I need to create a Kmeans algorithm for zoo.csv -data from https://archive.ics.uci.edu/ml/datasets/Zoo, which finds out suitable number of clusters (using elbow method)in certain parts of the code and also tests a given number of clusters (n_clusters). But the problem is that the values of anim_name column in the csv-file are string values (aardvark, antelope, etc.) and when I run this code, I get this error message that says: "ValueError: could not convert string to float: 'aardvark'". How could I convert the values of anim_name column into float (or int), so that I could make this algorithm work? I have tried different methods but nothing works so far.

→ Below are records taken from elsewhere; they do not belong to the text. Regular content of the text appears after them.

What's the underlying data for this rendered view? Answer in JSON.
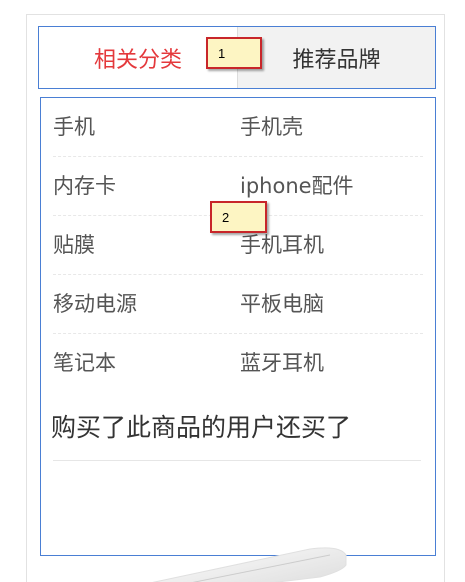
{
  "tabs": {
    "related_categories": "相关分类",
    "recommended_brands": "推荐品牌"
  },
  "categories": [
    {
      "left": "手机",
      "right": "手机壳"
    },
    {
      "left": "内存卡",
      "right": "iphone配件"
    },
    {
      "left": "贴膜",
      "right": "手机耳机"
    },
    {
      "left": "移动电源",
      "right": "平板电脑"
    },
    {
      "left": "笔记本",
      "right": "蓝牙耳机"
    }
  ],
  "also_bought": {
    "title": "购买了此商品的用户还买了"
  },
  "markers": {
    "one": "1",
    "two": "2"
  },
  "colors": {
    "active_tab": "#e4393c",
    "highlight_border": "#4a7fd4",
    "marker_fill": "#fdf5c3",
    "marker_border": "#c8262a"
  }
}
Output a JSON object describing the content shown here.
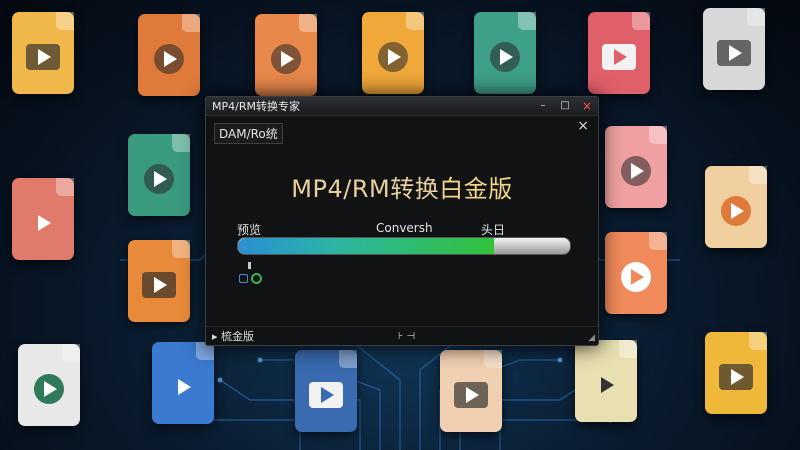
{
  "window": {
    "title": "MP4/RM转换专家",
    "minimize": "–",
    "maximize": "□",
    "close": "×"
  },
  "toolbar": {
    "menu_label": "DAM/Ro统",
    "close": "×"
  },
  "main": {
    "headline_part1": "MP4/RM转换",
    "headline_part2": "白金版"
  },
  "progress": {
    "left_label": "预览",
    "middle_label": "Conversh",
    "right_label": "头日",
    "fill_fraction": 0.77
  },
  "footer": {
    "left_text": "▸ 梳金版",
    "middle_text": "⊦ ⊣",
    "grip": "◢"
  },
  "colors": {
    "headline": "#e7cf9c",
    "progress_green": "#31c13a",
    "progress_blue": "#2b8fd6",
    "close_red": "#ff5a4a"
  },
  "background_icons": [
    {
      "name": "video-file-icon",
      "color": "#f0b84a"
    },
    {
      "name": "video-file-icon",
      "color": "#e07a3a"
    },
    {
      "name": "video-file-icon",
      "color": "#e8884a"
    },
    {
      "name": "video-file-icon",
      "color": "#f0a83a"
    },
    {
      "name": "video-file-icon",
      "color": "#3fa08a"
    },
    {
      "name": "video-file-icon",
      "color": "#e0606a"
    },
    {
      "name": "video-file-icon",
      "color": "#d8d8d8"
    },
    {
      "name": "video-file-icon",
      "color": "#3a9a80"
    },
    {
      "name": "video-file-icon",
      "color": "#e07a6a"
    },
    {
      "name": "video-file-icon",
      "color": "#e88a3a"
    },
    {
      "name": "video-file-icon",
      "color": "#f0a0a0"
    },
    {
      "name": "video-file-icon",
      "color": "#f0d0a0"
    },
    {
      "name": "video-file-icon",
      "color": "#f08a5a"
    },
    {
      "name": "video-file-icon",
      "color": "#e8e8e8"
    },
    {
      "name": "video-file-icon",
      "color": "#3a7ad0"
    },
    {
      "name": "video-file-icon",
      "color": "#3a6ab0"
    },
    {
      "name": "video-file-icon",
      "color": "#f0d0b0"
    },
    {
      "name": "video-file-icon",
      "color": "#f0c0a0"
    },
    {
      "name": "video-file-icon",
      "color": "#e8e0b0"
    },
    {
      "name": "video-file-icon",
      "color": "#f0b83a"
    }
  ]
}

Here is my code so far (I am doing this in Google Colab):

import numpy as np
import pandas as pd
from sklearn.model_selection import train_test_split
from sklearn import tree
from sklearn import metrics
import matplotlib.pyplot as plt
from sklearn.datasets import load_wine
from sklearn.cluster import KMeans
%matplotlib inline
from sklearn.preprocessing import LabelEncoder
from sklearn import preprocessing

from google.colab import drive
drive.mount('/content/drive')

data=pd.read_csv('/content/drive/MyDrive/MyFiles/zoo[1].csv', delimiter=',')
data.head()

kmeans=KMeans(n_clusters=2,max_iter=300)
kmeans.fit(data)

y_km=kmeans.predict(data)
clusters=kmeans.labels_
data['clusters']=clusters
data

After the previous part I get this error message:"/usr/local/lib/python3.7/dist-packages/numpy/core/_asarray.py in asarray(a, dtype, order) 81 82 """ ---> 83 return array(a, dtype, copy=False, order=order) 84 85

ValueError: could not convert string to float: 'aardvark'"

res1=np.round(data.groupby('clusters').mean(),2)
pd.DataFrame(res1)

scores = []
for i in range(1, 11):
    kmeans = KMeans(n_clusters=i)
    kmeans.fit(data)
    scores.append(kmeans.inertia_)
plt.plot(range(1, 11), scores)
plt.title('Elbow Method')
plt.xlabel('Number of clusters')
plt.ylabel('Scores')
plt.show()
1

1 Answers

0
votes

You can convert any string into zeros and ones, or categorical codes. Here is a sample of both options.

Now, I don't see any data sample here, and when I searched for it, I didn't find anything useful, but I'm sure you can adapt this generic example to suit your needs.

import pandas as pd
dummies = pd.get_dummies(df['your_column'])

vs.

# string
df['zipcode'] = df['zipcode'].astype(str)
# categorical
df['zipcode'] = df['zipcode'].astype('category')

Also, take a look at the links below.

https://towardsdatascience.com/categorical-encoding-using-label-encoding-and-one-hot-encoder-911ef77fb5bd

https://developer.ibm.com/tutorials/ba-cleanse-process-visualize-data-set-3/

I think that should do it for you. Post back if you have more questions about these topics.